I’m posting here since as I submitted a PR I’ve been required to talk about it here on fastai dev forum section.
I submitted a pull request with my version of plot_top_losses() which works upon multilabeled datasets. I named it plot_multi_top_losses().
It basically behaves like plot_top_losses(), but since multiple class labels tended to overlap in a grid plot, I preferred plotting a single column with big pics (by default).
Regardless, it plots the first N misclassified samples (sorted by loss magnitude), with predicted class, actual class, loss, and probability.
I hope you’ll accept it.
In time, I’ll try and code the corresponding versions of most_confused() and the remaining stuff.

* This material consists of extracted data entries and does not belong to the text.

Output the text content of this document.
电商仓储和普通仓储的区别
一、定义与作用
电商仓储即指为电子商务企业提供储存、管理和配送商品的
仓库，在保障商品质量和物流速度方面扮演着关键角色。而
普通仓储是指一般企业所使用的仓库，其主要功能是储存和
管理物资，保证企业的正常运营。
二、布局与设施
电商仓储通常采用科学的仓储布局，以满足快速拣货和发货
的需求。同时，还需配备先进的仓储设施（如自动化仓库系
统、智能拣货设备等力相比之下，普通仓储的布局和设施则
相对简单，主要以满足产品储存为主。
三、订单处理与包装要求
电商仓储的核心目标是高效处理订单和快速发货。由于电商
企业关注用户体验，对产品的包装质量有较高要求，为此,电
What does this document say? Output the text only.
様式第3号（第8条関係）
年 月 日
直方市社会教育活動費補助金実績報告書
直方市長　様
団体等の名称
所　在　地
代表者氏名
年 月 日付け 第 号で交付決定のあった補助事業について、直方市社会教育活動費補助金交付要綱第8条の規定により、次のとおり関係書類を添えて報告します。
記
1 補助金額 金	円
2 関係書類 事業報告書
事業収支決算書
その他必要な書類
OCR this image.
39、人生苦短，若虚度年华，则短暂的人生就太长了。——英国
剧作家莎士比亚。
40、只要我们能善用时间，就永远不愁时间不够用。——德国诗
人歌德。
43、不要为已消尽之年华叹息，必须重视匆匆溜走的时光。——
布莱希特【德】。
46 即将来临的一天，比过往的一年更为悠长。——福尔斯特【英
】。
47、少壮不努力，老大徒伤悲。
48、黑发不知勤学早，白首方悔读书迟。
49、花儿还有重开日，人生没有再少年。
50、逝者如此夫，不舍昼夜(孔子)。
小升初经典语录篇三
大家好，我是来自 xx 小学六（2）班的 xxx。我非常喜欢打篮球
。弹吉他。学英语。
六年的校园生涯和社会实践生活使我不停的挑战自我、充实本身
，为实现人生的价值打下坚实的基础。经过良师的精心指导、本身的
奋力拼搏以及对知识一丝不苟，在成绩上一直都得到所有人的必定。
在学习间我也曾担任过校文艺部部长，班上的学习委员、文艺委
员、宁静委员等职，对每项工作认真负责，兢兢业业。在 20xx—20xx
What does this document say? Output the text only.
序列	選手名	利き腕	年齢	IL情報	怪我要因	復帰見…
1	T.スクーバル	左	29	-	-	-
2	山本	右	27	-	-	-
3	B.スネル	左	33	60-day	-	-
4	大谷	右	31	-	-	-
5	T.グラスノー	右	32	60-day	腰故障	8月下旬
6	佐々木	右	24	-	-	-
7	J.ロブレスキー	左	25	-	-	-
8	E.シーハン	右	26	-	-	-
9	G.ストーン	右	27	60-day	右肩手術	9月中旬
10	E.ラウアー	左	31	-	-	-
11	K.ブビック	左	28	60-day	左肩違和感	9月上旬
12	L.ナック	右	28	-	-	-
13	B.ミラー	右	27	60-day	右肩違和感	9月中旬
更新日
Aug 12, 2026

I’d like to thank @wyquek, @marcmuc and @sariabod for their suggestions about plotting images in a loop.
Thanks for your PR. I’ve reviewed it and asked for some changes (mostly to conform with the style guide of the library). Don’t worry about the test, it’s one that sometimes randomly fails.
No, normally you should be able to amend your PR with the corrections. Just make sure you are on a branch for this (don’t ask me how I’m not very good at git so online tutorials are probably better).
Ok, I made all the modifications, and this time on learner.py from the master branch
The I did a commit on my fork. As far as I understood reading a quick tutorial, this should have caused the new file to be submitted via the original PR.
Please, as you have time to spare, take a look and tell me if you see the modified file.
Meanwhile, I’ll go and work upon the doc notebook.
I did put a bit of documentation in the documentation notebook for vision.learner as well, under New Methods - Please document or move to the undocumented section
Hi
I’m trying to use plot_multi_top_losses().
Using; interp.plot_multi_top_losses(3, figsz=(8, 8), save_misclassified=False)
I got the following error:
First of all, make sure you have at least fastai 1.0.42.
I get no errors while using it, but I obviously tested a limited number of use cases. May you provide some additional info? What kind of data are you using it upon? In particular, I’d like to know how your data is labeled.
Last but not least, do what follows:
after having an instance of {your_learner}.interpret(), make the following call:
Not yet. I’ll write it as I have a bit of time. But realize that a confusion matrix is a tool that shows you what your model had failed to correctly classify. plot_multi_top_losses() (given that you manage to get it working) has a parameter that saves all the misclassified stuff in a list, ordered by loss. Then you can check how many items there are, visualize them, etc…
I really apologize for the confusion
the following solved different issue, but i’m still stuck in the plot_multi_top_losses
I guess my problem is my wrong definition of preds, y, losses or interp
The correct arg for telling it the figure size is figsz (not figsize) .
But I’ll change it to figsize in the next PR for coherence with the other stuff across the library. In any case, use shift+tab to view all the available params, maybe you’ll find other thing which can be interesting for your use case.
Note also:
plot_multi_top_losses() doesn’t need an explicit call to top_losses() beforehand. It’s done internally with the correct params for the use case at hand.
if you call top_losses(data.c) and your data is labeled by the means of a single column (as it seems to be, like in the planet dataset), you will only get the first N entries, where N is the number of classes. Conversely, if you were dealing with one-hot labeling, a call to top_losses(data.c) would have yielded the whole matrix of losses, where you would have had the loss for each class along the row axis.